# O gauge Layout wiring



## solareclipse2

I'm working on a layout with my dad and I want the wiring to be neat, organized, and separated so I can troubleshoot things. 

Here is the track plan. 










Each of the loops of track (Blue, Green, Red) should have their own transformer handle. Each of the yard tracks are insulated so I can turn them on/off with a switch. I want to run as few wires as possible but have them all go back to a central point.

I haven't figured out what accessories or lights to put on yet so basically getting a nice organized track wiring plan in place is a nice start. 

For power I have a ZW, MRC Pure Dual, an LW and a CW 80. I think I would use the ZW for track power, and the rest are there for backup unless you guys can provide me with some options.

Thanks!


----------



## T-Man

Sounds like a good plan. 
In the center you have two switches back to back.
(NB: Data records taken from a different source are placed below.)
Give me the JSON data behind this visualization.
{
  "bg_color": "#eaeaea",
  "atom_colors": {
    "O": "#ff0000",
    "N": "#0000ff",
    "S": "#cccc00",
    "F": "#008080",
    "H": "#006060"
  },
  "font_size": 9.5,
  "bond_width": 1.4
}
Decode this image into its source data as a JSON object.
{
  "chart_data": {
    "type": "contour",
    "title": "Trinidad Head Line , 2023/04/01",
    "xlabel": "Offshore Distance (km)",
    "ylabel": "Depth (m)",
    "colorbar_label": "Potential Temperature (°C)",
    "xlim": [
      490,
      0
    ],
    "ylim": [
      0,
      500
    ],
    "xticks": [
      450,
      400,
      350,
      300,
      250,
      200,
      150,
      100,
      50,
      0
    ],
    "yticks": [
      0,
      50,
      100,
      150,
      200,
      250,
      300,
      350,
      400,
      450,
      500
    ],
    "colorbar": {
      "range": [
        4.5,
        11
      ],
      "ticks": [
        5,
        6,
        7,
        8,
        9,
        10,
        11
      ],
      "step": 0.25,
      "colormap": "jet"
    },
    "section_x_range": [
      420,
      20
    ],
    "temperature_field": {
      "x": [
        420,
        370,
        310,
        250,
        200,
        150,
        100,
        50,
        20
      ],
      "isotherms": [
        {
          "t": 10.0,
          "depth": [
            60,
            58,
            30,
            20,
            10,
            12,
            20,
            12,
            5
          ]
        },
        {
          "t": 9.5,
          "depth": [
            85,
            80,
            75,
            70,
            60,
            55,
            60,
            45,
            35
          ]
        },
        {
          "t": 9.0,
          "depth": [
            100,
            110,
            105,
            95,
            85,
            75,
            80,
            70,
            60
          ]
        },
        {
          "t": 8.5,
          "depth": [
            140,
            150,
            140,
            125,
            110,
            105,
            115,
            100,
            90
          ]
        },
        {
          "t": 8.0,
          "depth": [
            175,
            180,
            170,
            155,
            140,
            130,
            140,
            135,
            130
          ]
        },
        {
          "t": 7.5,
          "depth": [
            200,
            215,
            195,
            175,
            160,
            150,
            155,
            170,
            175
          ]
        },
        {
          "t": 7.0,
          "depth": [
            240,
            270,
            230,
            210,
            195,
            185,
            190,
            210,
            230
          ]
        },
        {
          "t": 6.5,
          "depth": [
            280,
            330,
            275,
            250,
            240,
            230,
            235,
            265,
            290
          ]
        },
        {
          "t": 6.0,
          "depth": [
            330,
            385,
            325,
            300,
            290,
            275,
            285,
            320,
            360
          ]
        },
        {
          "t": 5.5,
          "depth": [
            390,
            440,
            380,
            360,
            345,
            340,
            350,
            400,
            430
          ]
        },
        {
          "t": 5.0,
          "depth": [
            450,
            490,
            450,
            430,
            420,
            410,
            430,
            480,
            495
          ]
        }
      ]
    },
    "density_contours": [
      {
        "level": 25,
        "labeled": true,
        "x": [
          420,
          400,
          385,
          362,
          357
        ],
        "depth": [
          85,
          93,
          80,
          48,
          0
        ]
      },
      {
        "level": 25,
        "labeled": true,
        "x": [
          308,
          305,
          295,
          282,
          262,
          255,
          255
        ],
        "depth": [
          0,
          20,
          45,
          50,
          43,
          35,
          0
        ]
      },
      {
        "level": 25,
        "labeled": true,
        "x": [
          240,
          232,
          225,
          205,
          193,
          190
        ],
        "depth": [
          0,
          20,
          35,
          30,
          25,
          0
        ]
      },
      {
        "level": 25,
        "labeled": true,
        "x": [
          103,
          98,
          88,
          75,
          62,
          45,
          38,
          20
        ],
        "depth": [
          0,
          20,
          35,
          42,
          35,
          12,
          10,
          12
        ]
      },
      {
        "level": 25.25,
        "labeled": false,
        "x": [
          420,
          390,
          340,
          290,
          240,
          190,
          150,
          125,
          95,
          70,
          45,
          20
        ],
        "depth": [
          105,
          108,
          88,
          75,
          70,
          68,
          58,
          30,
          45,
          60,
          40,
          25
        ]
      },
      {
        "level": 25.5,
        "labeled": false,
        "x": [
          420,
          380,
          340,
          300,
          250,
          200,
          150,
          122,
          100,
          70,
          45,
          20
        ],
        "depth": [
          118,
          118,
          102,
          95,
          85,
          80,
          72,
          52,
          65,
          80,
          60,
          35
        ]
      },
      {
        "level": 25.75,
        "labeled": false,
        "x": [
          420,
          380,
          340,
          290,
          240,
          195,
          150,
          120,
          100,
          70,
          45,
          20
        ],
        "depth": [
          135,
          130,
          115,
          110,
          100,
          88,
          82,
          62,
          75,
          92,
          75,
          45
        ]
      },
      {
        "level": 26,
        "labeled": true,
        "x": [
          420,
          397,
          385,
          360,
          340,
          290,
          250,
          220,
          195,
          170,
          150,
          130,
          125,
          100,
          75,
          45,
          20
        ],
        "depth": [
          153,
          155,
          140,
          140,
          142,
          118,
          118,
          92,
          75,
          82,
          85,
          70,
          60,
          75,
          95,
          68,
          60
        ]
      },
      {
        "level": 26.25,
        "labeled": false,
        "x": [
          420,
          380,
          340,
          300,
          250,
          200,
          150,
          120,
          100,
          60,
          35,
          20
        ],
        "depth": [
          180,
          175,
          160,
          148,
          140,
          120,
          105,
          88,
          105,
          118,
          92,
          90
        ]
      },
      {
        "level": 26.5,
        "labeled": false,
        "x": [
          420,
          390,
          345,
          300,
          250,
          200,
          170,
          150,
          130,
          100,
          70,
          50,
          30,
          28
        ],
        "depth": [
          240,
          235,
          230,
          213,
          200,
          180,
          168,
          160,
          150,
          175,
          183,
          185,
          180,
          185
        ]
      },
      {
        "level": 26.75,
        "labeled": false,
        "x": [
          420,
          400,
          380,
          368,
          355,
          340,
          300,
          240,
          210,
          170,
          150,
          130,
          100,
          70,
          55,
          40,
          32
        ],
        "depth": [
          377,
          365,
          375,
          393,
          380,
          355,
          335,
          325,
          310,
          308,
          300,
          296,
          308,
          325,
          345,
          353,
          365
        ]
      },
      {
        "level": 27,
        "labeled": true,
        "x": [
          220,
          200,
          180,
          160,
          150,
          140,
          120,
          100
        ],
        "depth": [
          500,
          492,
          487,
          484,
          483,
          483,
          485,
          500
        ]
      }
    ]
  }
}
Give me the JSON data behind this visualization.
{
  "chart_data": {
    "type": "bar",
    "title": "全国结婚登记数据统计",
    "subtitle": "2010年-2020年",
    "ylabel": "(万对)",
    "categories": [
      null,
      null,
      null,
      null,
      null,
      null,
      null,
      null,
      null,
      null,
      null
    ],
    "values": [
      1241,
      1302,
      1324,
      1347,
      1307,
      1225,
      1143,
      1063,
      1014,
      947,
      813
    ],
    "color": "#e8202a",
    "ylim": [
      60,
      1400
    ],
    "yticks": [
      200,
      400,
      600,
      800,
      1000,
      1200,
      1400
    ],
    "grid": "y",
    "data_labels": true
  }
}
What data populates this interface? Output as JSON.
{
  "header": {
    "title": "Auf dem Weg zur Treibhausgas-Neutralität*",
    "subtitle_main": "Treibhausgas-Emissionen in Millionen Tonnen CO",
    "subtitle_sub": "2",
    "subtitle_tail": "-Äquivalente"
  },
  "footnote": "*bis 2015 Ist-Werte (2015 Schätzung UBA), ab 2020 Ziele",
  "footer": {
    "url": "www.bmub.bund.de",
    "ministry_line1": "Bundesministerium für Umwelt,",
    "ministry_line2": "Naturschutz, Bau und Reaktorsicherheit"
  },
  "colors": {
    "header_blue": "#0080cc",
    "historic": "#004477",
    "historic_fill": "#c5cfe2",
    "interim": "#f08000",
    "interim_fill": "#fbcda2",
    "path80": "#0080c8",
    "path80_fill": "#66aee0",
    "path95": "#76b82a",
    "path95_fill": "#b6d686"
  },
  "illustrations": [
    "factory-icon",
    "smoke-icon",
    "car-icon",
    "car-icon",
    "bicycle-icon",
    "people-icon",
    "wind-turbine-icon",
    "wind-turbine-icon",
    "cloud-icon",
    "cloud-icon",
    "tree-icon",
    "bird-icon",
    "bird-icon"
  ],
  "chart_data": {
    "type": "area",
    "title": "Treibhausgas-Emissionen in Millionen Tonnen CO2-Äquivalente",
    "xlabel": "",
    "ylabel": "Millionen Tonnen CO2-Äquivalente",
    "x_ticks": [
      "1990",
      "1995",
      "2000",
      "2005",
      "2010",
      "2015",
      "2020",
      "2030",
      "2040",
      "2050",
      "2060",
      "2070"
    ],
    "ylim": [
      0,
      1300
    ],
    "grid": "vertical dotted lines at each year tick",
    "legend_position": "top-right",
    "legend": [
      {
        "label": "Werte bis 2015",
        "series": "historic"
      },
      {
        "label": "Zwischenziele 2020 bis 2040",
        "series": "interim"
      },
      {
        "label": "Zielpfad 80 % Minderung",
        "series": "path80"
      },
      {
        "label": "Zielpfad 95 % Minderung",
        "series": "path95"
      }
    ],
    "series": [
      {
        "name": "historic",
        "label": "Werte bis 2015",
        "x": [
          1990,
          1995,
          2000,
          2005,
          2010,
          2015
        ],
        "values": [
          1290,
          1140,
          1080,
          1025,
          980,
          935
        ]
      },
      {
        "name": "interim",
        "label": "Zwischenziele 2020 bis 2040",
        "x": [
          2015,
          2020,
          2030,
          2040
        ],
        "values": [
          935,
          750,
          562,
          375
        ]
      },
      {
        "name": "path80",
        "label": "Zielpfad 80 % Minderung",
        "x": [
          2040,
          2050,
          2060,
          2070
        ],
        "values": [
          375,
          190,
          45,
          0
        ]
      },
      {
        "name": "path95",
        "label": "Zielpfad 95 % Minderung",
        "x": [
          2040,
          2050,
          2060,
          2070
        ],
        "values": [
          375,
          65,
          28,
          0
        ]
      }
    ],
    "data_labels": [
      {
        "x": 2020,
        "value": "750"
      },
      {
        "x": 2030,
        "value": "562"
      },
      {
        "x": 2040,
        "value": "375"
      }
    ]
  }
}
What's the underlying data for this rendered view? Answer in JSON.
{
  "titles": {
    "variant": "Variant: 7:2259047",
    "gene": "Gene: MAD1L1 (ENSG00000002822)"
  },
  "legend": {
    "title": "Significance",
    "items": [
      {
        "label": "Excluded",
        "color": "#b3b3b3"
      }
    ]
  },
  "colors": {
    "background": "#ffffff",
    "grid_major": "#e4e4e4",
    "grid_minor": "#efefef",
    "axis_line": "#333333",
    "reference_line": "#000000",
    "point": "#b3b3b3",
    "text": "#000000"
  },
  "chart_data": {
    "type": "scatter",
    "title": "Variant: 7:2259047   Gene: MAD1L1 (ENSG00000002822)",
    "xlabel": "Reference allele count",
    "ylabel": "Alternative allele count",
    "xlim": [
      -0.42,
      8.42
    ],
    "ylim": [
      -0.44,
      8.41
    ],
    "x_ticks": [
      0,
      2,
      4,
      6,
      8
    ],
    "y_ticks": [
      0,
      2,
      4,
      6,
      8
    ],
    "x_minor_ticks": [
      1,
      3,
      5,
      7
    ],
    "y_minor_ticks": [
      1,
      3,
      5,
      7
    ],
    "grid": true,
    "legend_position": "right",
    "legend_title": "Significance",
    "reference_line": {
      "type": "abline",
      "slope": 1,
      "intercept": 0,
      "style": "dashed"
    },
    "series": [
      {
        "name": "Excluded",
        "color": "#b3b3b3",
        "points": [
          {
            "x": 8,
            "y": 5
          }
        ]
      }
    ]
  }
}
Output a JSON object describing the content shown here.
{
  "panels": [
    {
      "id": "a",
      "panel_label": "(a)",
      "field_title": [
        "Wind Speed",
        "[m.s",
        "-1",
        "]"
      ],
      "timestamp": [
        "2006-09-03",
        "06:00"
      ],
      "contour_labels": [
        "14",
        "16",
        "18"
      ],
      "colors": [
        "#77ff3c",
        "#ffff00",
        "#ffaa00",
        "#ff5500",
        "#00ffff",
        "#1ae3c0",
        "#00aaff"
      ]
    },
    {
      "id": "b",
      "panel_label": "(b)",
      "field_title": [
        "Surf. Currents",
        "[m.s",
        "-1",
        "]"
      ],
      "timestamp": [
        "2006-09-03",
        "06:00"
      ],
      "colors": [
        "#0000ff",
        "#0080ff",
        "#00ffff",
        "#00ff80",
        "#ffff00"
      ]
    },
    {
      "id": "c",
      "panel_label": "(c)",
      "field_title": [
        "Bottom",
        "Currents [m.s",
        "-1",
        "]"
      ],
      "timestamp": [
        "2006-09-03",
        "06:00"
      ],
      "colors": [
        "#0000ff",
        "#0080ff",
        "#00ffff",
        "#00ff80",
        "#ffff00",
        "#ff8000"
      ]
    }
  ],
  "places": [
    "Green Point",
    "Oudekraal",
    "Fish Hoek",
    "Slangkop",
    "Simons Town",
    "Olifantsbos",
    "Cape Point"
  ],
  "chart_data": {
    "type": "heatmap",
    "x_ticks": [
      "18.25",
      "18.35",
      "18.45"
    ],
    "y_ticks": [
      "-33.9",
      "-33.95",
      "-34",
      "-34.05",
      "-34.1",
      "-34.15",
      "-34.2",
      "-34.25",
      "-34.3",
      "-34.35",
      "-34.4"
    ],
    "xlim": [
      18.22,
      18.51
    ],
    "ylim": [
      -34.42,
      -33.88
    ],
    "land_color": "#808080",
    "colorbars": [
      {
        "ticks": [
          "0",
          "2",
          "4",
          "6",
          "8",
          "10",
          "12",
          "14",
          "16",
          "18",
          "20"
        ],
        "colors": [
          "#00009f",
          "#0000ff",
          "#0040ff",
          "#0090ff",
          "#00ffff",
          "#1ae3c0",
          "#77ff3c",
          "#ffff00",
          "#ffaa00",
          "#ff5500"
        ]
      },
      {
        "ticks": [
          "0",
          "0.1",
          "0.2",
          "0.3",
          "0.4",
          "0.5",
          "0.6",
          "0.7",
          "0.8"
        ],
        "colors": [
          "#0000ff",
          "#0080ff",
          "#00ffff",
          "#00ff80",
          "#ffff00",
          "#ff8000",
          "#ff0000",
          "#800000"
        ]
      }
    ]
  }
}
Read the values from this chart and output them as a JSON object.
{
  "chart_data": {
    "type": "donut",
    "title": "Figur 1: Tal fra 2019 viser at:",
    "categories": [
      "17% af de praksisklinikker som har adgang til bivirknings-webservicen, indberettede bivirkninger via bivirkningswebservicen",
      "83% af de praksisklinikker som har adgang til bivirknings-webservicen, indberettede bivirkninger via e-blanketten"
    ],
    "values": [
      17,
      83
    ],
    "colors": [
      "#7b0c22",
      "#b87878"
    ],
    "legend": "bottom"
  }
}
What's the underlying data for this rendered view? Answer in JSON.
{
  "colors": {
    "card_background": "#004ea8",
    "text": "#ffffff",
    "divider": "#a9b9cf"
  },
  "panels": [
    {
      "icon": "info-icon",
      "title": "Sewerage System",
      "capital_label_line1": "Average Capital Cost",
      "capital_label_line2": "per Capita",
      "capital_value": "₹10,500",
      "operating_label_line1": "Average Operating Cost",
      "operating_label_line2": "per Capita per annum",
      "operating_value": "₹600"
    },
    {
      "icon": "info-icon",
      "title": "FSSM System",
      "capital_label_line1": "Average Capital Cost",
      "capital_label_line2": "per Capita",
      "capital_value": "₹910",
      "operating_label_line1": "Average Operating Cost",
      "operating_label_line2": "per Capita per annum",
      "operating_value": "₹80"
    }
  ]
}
Long trains have trouble with this and derail. Try to get one straight in there if possible.


----------



## solareclipse2

What I'm lost on is the best way to physically run the wires. How do I do it so I don't end up with like 10 wires all back at the transformer.


----------



## tjcruiser

A few comments ...

1. You're planning on running the wired underneath the table, right? If so, is wire length really all that critical?

2. Re: the trio of dead-end yard track. You say each of these is toggled on/off with a control switch. If so, don't you want the 4 track switches that lead to these (1R, 3L) to be "hot" with the Red line? I.e., only the straight sections of yard track would toggle on/off ... right?

3. For those, I'd run a pair of transformer leads to a wire bus, and then multiple leads from the bus to toggle control switches (presumably, mounted close to your transformer). Then, from the control switches, run pairs of leads to your individual track sections, as needed.

TJ


----------